# This Week's Finds in ACT - April 25th

I wrote a long post on one of the papers I read this week: Example of my reading process: Cellular sheaves of lattices and the Tarski laplacian. See that post for the details!

Some other stuff:

## Jade Master: The Open Algebraic Path Problem

This paper came out in 2020, so it’s practically ancient history. But it’s really cool! It’s about

- The problem of finding a path between two vertices on a graph
- An algebraic generalization of this where you replace “graph” by more exotic things (the “algebraic path problem”)
- An
*open*generalization of this where you build your (generalized) graph by gluing together smaller examples.

The basic algebraic structure is a *quantale* - an ordered set equipped with a binary operation (compatible with the order), which has all joins.
Some basic examples:

- \(\{0 \leq 1\}\) with the operation \(\vee\) (OR). Here the algebraic path problem detects the existence of a path from one vertex to another.
- \([0,\infty]\) equipped with \(+\) and given the
*reverse*order (so join = infimum). In this case the algebraic path problem finds the length of the*shortest*path (\(\infty\) if there is no path).

The first observation is that this boils down to computing the pointwise join \(\bigvee_i M^i\) of all the powers of the adjacency matrix corresponding to a graph - where we simply *define* a “graph over a quantale” to be such an adjacency matrix. If the quantale is \(\{0,1\}\), this is a graph in the usual sense, each edge is either there or not. If the quantale is \([0,\infty]\), each edge has a certain length (which may be infinite to denote “no edge”). Thus we have “the algebraic path problem”.

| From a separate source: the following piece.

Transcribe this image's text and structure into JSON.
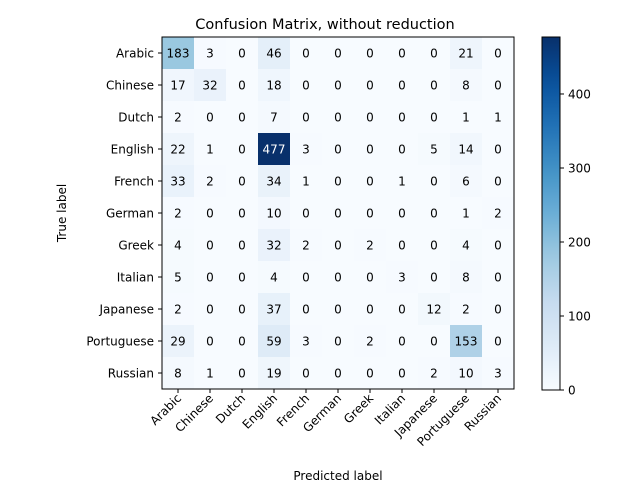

The second observation is that you can “glue graphs together” by taking pushouts in a certain category of matrices, and this respects the computation of the paths above. There is a lot of very nice category theory in this.

## Tom Leinster: The Magnitude Of Metric Spaces

This is an even older paper, which spawned a lively field of research (see eg here and here). This is about associating an invariant called *magnitude* to metric spaces, which measures their “size” in a kind of hard-to-understand way:

- The magnitude of a finite set of points, all at distance \(\infty\), is the number of points
- As the distances go to zero, the magnitude converges to one (in the above case of finitely many points)
- The magnitude of the interval \([0,t]\) is \(1 + t/2\).

I don’t think I really understand this stuff deeply, but it’s very interesting!